Я удивился, что он заговорил со мной, поскольку был в доме уже два дня, а он не сказал мне ничего, кроме "здравствуй".
Пока мы с доном Хуаном выходили из дома, ла Горда перехватила нас и потребовала, чтобы мы взяли ее с собой. Казалось, она решилась не слушать возражений. Дон Хуан очень сурово сказал ей, что ему нужно обсудить со мной кое-что наедине.
- Вы собираетесь говорить обо мне, - сказала ла Горда, а ее тон и жесты выдавали подозрение и досаду.
- Ты права, - ответил дон Хуан сухо. Он прошел мимо нее, даже не взглянув. Я последовал за ним, и мы шли в молчании до городской площади. Когда мы сели, я спросил, что же такое мы можем обсуждать в отношении ла Горды. Я все еще чувствовал смятение от ее угрожающего взгляда, который она бросила, когда мы выходили из дома.
- Нам нечего обсуждать относительно ла Горды или кого бы то ни было еще, - сказал он. - я сказал ей это просто для того, чтобы возбудить ее ненормальное чувство собственной важности. И это сработало - она рассердилась на нас. Насколько я ее знаю, она будет достаточно долго убеждать себя, подогревая свою уверенность и "справедливое" негодование за отказ и свое дурацкое положение. Я не удивлюсь, если она набросится на нас здесь же, на парковой скамейке.

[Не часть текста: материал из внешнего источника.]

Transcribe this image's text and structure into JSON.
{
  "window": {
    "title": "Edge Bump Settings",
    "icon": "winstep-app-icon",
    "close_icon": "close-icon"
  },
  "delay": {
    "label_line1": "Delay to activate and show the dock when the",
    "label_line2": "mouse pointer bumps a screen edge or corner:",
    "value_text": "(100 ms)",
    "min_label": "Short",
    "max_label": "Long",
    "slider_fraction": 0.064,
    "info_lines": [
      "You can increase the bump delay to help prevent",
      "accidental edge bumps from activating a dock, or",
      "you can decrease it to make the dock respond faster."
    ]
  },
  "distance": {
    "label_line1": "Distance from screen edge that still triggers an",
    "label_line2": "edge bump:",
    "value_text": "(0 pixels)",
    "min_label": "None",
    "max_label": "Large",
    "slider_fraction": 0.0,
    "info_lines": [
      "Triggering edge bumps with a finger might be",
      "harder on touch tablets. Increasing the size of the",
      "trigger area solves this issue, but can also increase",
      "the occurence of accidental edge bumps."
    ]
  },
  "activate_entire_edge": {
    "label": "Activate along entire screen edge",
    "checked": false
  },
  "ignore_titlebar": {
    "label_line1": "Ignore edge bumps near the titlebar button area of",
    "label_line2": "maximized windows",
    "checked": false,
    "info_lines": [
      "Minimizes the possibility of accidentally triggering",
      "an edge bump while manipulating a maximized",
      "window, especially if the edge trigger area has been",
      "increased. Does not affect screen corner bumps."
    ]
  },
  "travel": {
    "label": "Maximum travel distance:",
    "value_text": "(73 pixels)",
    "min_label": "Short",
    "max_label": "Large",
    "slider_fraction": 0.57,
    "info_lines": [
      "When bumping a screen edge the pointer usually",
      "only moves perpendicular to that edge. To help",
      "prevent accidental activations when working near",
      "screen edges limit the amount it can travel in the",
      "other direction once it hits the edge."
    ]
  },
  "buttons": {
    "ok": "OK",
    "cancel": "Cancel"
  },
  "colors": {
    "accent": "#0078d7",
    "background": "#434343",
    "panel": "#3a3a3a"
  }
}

- Если мы не собирaemся говорить о ла Горде, что же мы будем обсуждать? - спросил я.
- Мы продолжим наше обсуждение, которое начали в Оаксаке, - ответил он. - для того, чтобы понять объяснение относительно управления сознанием, от тебя потребуется предельное усилие и желание перемещаться туда и сюда по уровням сознания. Пока мы заняты этим объяснением, я потребую от тебя полного сосредоточения и терпения.
Почти жалуясь, я сказал ему, что он поставил меня в очень неудобное положение отказываясь говорить со мной в прошедшие два дня. Он посмотрел на меня и поднял брови. На его губах заиграла и исчезла улыбка. Я осознал, что он дал мне понять, что я не лучше ла Горды.
- Я вызвал твое чувство собственной важности, - сказал он хмуро. - чувство собственной важности - наш злейший враг. Подумай об этом: нас ослабляет чувство оскорбления со стороны наших людей-собратьев. Чувство собственной важности заставляет нас большую часть нашей жизни быть обиженными кем-то.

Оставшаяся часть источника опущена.